Le plan de financement doit comporter les éléments utiles à l’évaluation des besoins à financer ainsi que les ressources disponibles. 

 

Démarrage

Année 1

Année 2

Année 3

Besoins

  • Frais d’établissement
  • Coût d’achat du stock HT
  • Coût d’achat du fonds de commerce auprès du cédant
  • Remboursement crédits (crédit bancaire et crédit vendeur)
  • Reconstitution du BFR (année 1) ; accroissement du BFR (année 2 et 3)
  • Prélèvements du repreneur
  • Investissements nouveaux HT

 

 

 

 

Total des besoins

 

 

 

 

Ressources

  • Capitaux propres : capital, comptes courants des associés, subventions et aides
  • Capitaux empruntés : emprunt bancaire
  • Capacité d’autofinancement prévisionnelle
  • Crédit-vendeur

 

 

 

 

 

Total des ressources

 

 

 

 

Solde (variation de trésorerie)

 

 

 

 

Les éléments figurant dans le plan de financement initial sont à reprendre dans la colonne de l’exercice 1. Concernant le BFR, il faut considérer uniquement, pour chacun des exercices 2 et 3, l’accroissement annuel du BFR de l’exercice en cause. Il s’agit ici de faire ressortir les évolutions des ressources durables de la structure et ses emplois stables. La différence entre les deux permet de mettre en évidence la variation des BFR.

Le plan de financement doit permettre de dégager une marge de sécurité au titre de la première année et d’améliorer progressivement la structure financière de l’entreprise.

 

NB : Il ne faut pas sous-évaluer arbitrairement le besoin en fonds de roulement pour diminuer le besoin de financement. Cela pourrait conduire à avoir une mauvaise interprétation de la viabilité économique et financière de l’entreprise. 

 

6- Reprise avec holding

La préparation du bilan, du compte de résultat et du tableau des emplois et des ressources est nécessaire pour constituer le montage juridique et financier d’une entreprise faisant appel à une holding d’acquisition.

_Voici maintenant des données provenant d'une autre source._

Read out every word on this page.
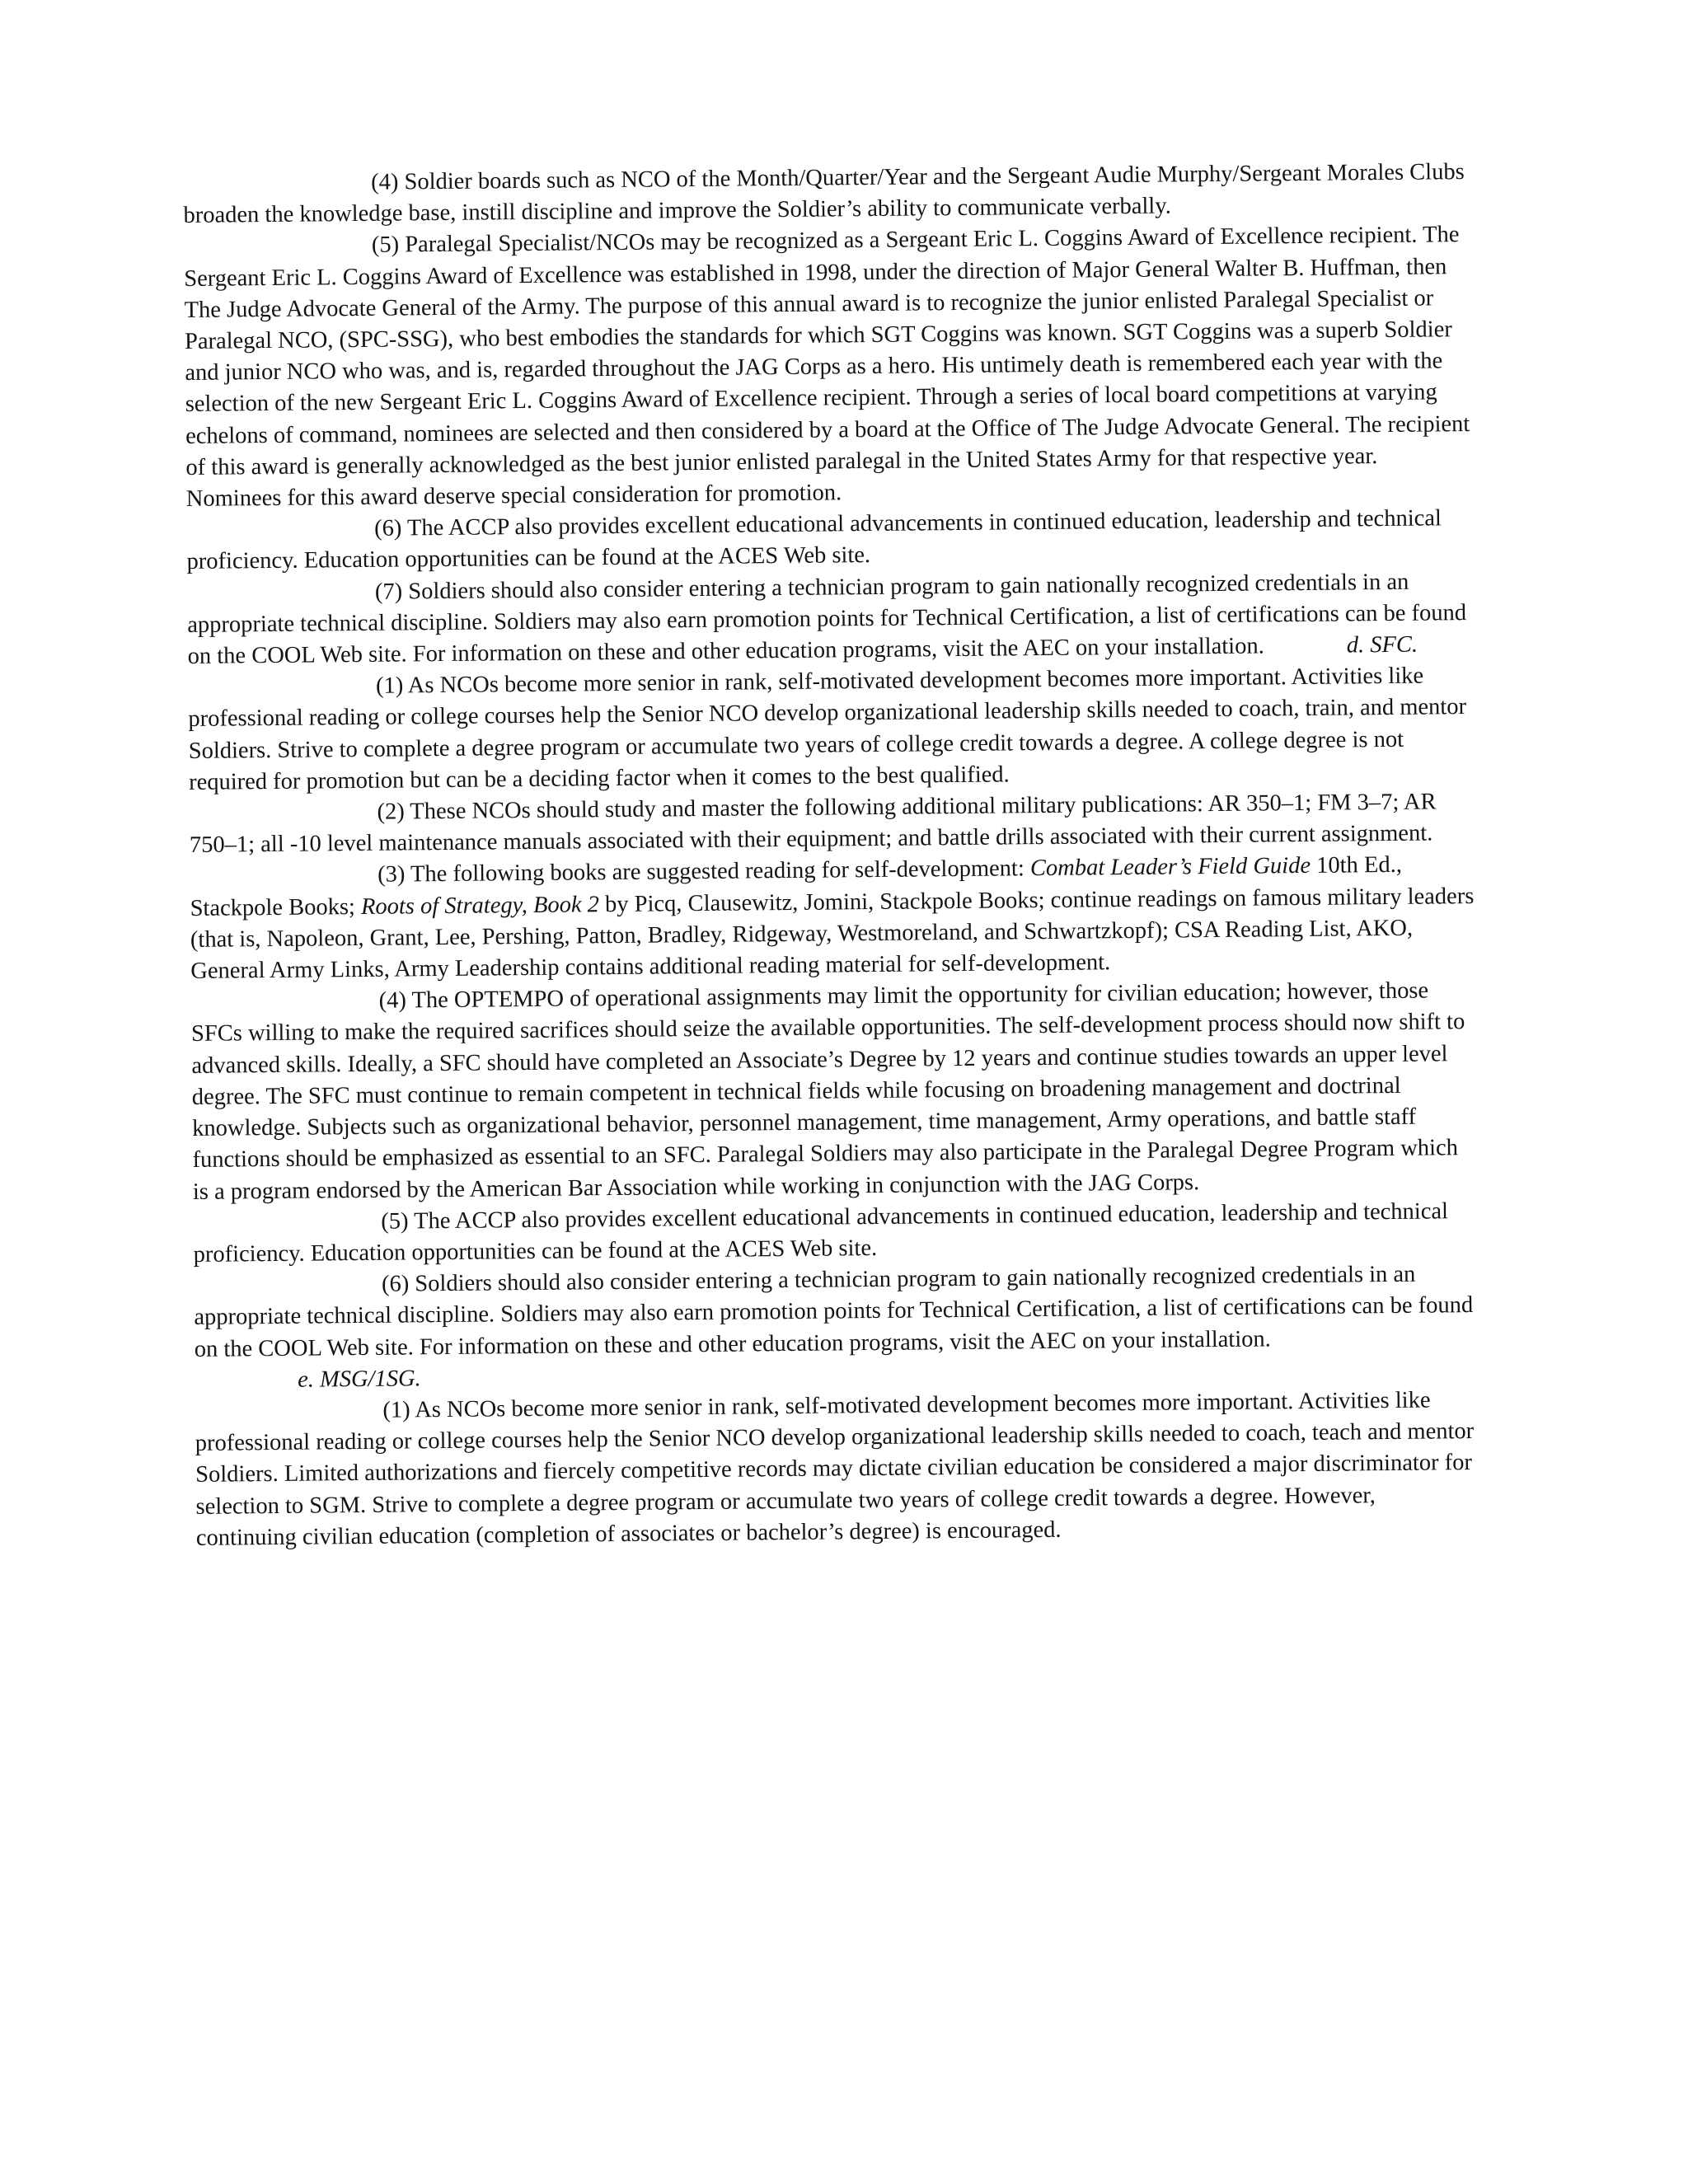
(4) Soldier boards such as NCO of the Month/Quarter/Year and the Sergeant Audie Murphy/Sergeant Morales Clubs broaden the knowledge base, instill discipline and improve the Soldier’s ability to communicate verbally.

(5) Paralegal Specialist/NCOs may be recognized as a Sergeant Eric L. Coggins Award of Excellence recipient. The Sergeant Eric L. Coggins Award of Excellence was established in 1998, under the direction of Major General Walter B. Huffman, then The Judge Advocate General of the Army. The purpose of this annual award is to recognize the junior enlisted Paralegal Specialist or Paralegal NCO, (SPC-SSG), who best embodies the standards for which SGT Coggins was known. SGT Coggins was a superb Soldier and junior NCO who was, and is, regarded throughout the JAG Corps as a hero. His untimely death is remembered each year with the selection of the new Sergeant Eric L. Coggins Award of Excellence recipient. Through a series of local board competitions at varying echelons of command, nominees are selected and then considered by a board at the Office of The Judge Advocate General. The recipient of this award is generally acknowledged as the best junior enlisted paralegal in the United States Army for that respective year. Nominees for this award deserve special consideration for promotion.

(6) The ACCP also provides excellent educational advancements in continued education, leadership and technical proficiency. Education opportunities can be found at the ACES Web site.

(7) Soldiers should also consider entering a technician program to gain nationally recognized credentials in an appropriate technical discipline. Soldiers may also earn promotion points for Technical Certification, a list of certifications can be found on the COOL Web site. For information on these and other education programs, visit the AEC on your installation.	d. SFC.

(1) As NCOs become more senior in rank, self-motivated development becomes more important. Activities like professional reading or college courses help the Senior NCO develop organizational leadership skills needed to coach, train, and mentor Soldiers. Strive to complete a degree program or accumulate two years of college credit towards a degree. A college degree is not required for promotion but can be a deciding factor when it comes to the best qualified.

(2) These NCOs should study and master the following additional military publications: AR 350–1; FM 3–7; AR 750–1; all -10 level maintenance manuals associated with their equipment; and battle drills associated with their current assignment.

(3) The following books are suggested reading for self-development: Combat Leader’s Field Guide 10th Ed., Stackpole Books; Roots of Strategy, Book 2 by Picq, Clausewitz, Jomini, Stackpole Books; continue readings on famous military leaders (that is, Napoleon, Grant, Lee, Pershing, Patton, Bradley, Ridgeway, Westmoreland, and Schwartzkopf); CSA Reading List, AKO, General Army Links, Army Leadership contains additional reading material for self-development.

(4) The OPTEMPO of operational assignments may limit the opportunity for civilian education; however, those SFCs willing to make the required sacrifices should seize the available opportunities. The self-development process should now shift to advanced skills. Ideally, a SFC should have completed an Associate’s Degree by 12 years and continue studies towards an upper level degree. The SFC must continue to remain competent in technical fields while focusing on broadening management and doctrinal knowledge. Subjects such as organizational behavior, personnel management, time management, Army operations, and battle staff functions should be emphasized as essential to an SFC. Paralegal Soldiers may also participate in the Paralegal Degree Program which is a program endorsed by the American Bar Association while working in conjunction with the JAG Corps.

(5) The ACCP also provides excellent educational advancements in continued education, leadership and technical proficiency. Education opportunities can be found at the ACES Web site.

(6) Soldiers should also consider entering a technician program to gain nationally recognized credentials in an appropriate technical discipline. Soldiers may also earn promotion points for Technical Certification, a list of certifications can be found on the COOL Web site. For information on these and other education programs, visit the AEC on your installation.

e. MSG/1SG.

(1) As NCOs become more senior in rank, self-motivated development becomes more important. Activities like professional reading or college courses help the Senior NCO develop organizational leadership skills needed to coach, teach and mentor Soldiers. Limited authorizations and fiercely competitive records may dictate civilian education be considered a major discriminator for selection to SGM. Strive to complete a degree program or accumulate two years of college credit towards a degree. However, continuing civilian education (completion of associates or bachelor’s degree) is encouraged.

  • Compte de résultat prévisionnel d’une société holding

 

Dans le cas d’une holding destinée à détenir et gérer uniquement les participations détenues dans l’entreprise (holding pure), le compte de résultat sera limité au chiffre d’affaires correspondant aux dividendes encaissées, ainsi qu’aux charges relatives aux frais financiers de remboursement des emprunts.

 

Dans le cas d’une holding ayant pour vocation d’exercer une véritable activité (holding impure), le compte de résultat reflètera l’incidence de cette activité dans les postes de charges et de produits.

 

  •   Plan de financement d’une société holding

 

 

Le plan de financement traite les besoins durables et les ressources durables de la société holding. Les besoins durables comprennent les frais d’établissement (honoraires, droits, frais d’actes), le coût d’achat des titres de la société-cible, les remboursements d’emprunts, de crédit-vendeurs et de comptes-courants d’associés.

Le coût d’achat des titres de la société-cible est supporté par la holding. Le poste « remboursements d’emprunts » concerne les échéances en principal du ou des crédit(s) d'acquisition que doit supporter la holding, généralement à partir de la deuxième année.

Les ressources durables quant à elles sont constituées des apports en capital, des apports en comptes-courants d'associés, des emprunts à long ou moyen terme, du crédit-vendeur et de la capacité d'autofinancement.